Vragen van het lid Klein (Klein) aan de Minister van Veiligheid en Justitie over het
bericht «Streekbus met 185 geflitst, verkeersagenten Oost-Nederland twijfelen aan
apparatuur» (ingezonden 25 januari 2016).
Antwoord van Minister Van der Steur (Veiligheid en Justitie) (ontvangen 22 februari
2016)
Vraag 1
Kent u het bericht «Streekbus met 185 geflitst, verkeersagenten Oost-Nederland twijfelen
aan apparatuur»?1
Vraag 2 en 6
Wat vindt u ervan dat agenten «bizarre» snelheidsmetingen voorbij zien komen en daardoor
twijfelen aan de radarapparatuur waarmee zij werken?

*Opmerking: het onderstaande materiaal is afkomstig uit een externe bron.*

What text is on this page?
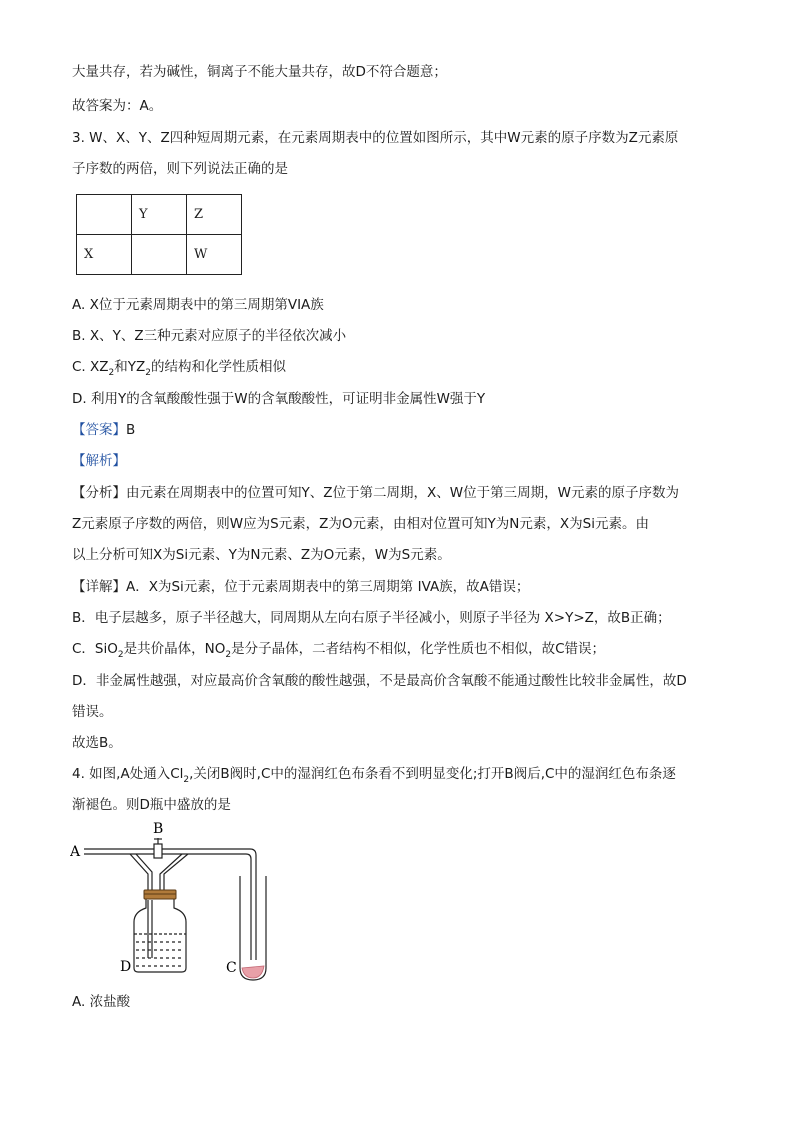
大量共存，若为碱性，铜离子不能大量共存，故D不符合题意；
故答案为：A。
3. W、X、Y、Z四种短周期元素，在元素周期表中的位置如图所示，其中W元素的原子序数为Z元素原
子序数的两倍，则下列说法正确的是
	Y	Z
X		W
A. X位于元素周期表中的第三周期第VIA族
B. X、Y、Z三种元素对应原子的半径依次减小
C. $XZ_2$和$YZ_2$的结构和化学性质相似
D. 利用Y的含氧酸酸性强于W的含氧酸酸性，可证明非金属性W强于Y
【答案】B
【解析】
【分析】由元素在周期表中的位置可知Y、Z位于第二周期，X、W位于第三周期，W元素的原子序数为
Z元素原子序数的两倍，则W应为S元素，Z为O元素，由相对位置可知Y为N元素，X为Si元素。由
以上分析可知X为Si元素、Y为N元素、Z为O元素，W为S元素。
【详解】A．X为Si元素，位于元素周期表中的第三周期第 IVA族，故A错误；
B．电子层越多，原子半径越大，同周期从左向右原子半径减小，则原子半径为 X>Y>Z，故B正确；
C．SiO$_2$是共价晶体，$NO_2$是分子晶体，二者结构不相似，化学性质也不相似，故C错误；
D．非金属性越强，对应最高价含氧酸的酸性越强，不是最高价含氧酸不能通过酸性比较非金属性，故D
错误。
故选B。
4. 如图,A处通入$Cl_2$,关闭B阀时,C中的湿润红色布条看不到明显变化;打开B阀后,C中的湿润红色布条逐
渐褪色。则D瓶中盛放的是
A
B
D	C
A. 浓盐酸
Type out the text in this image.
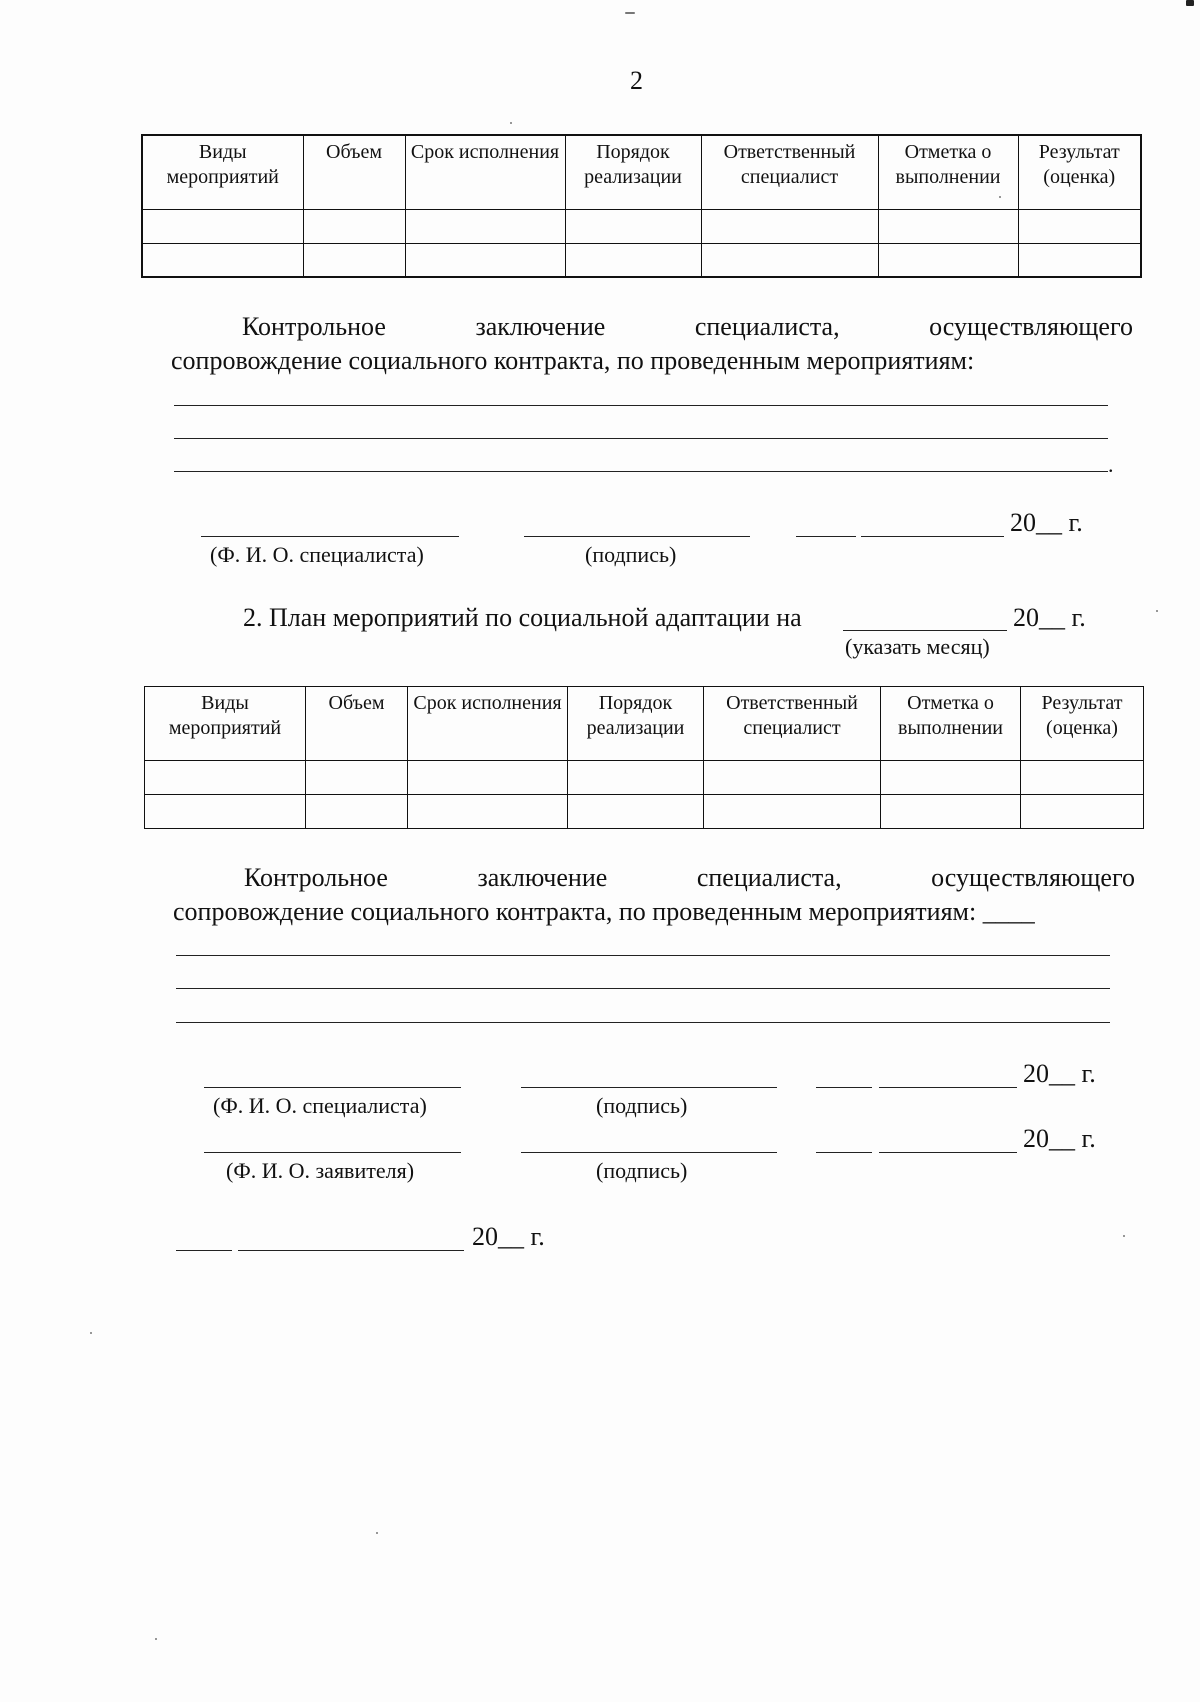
2
Виды мероприятий	Объем	Срок исполнения	Порядок реализации	Ответственный специалист	Отметка о выполнении	Результат (оценка)

Контрольное	заключение	специалиста,	осуществляющего
сопровождение социального контракта, по проведенным мероприятиям:
.
20__ г.
(Ф. И. О. специалиста)	(подпись)
2. План мероприятий по социальной адаптации на	20__ г.
(указать месяц)
Виды мероприятий	Объем	Срок исполнения	Порядок реализации	Ответственный специалист	Отметка о выполнении	Результат (оценка)

Контрольное	заключение	специалиста,	осуществляющего
сопровождение социального контракта, по проведенным мероприятиям: ____
20__ г.
(Ф. И. О. специалиста)	(подпись)
20__ г.
(Ф. И. О. заявителя)	(подпись)
20__ г.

In hoeverre zijn andere metingen juist door het bestaan van deze «bizarre» metingen
wel voldoende betrouwbaar?
Antwoord 2 en 6
Afwijkingen bij de snelheidsmetingen van de politie kunnen zich uitsluitend in specifieke
situaties voordoen bij de mobiele radarsets. Wanneer twee grote voertuigen, zoals
bussen en vrachtwagens elkaar in tegengestelde richting passeren en zich op precies
hetzelfde moment in de radarbundel bevinden, kan de meting afwijken als gevolg van
reflectie. Dit specifieke probleem is bekend bij de politie en er zijn maatregelen
getroffen om de foutieve metingen tot een minimum te beperken. De overige metingen
van zowel de mobiele radarsets als de overige flitsapparatuur zijn volledig betrouwbaar.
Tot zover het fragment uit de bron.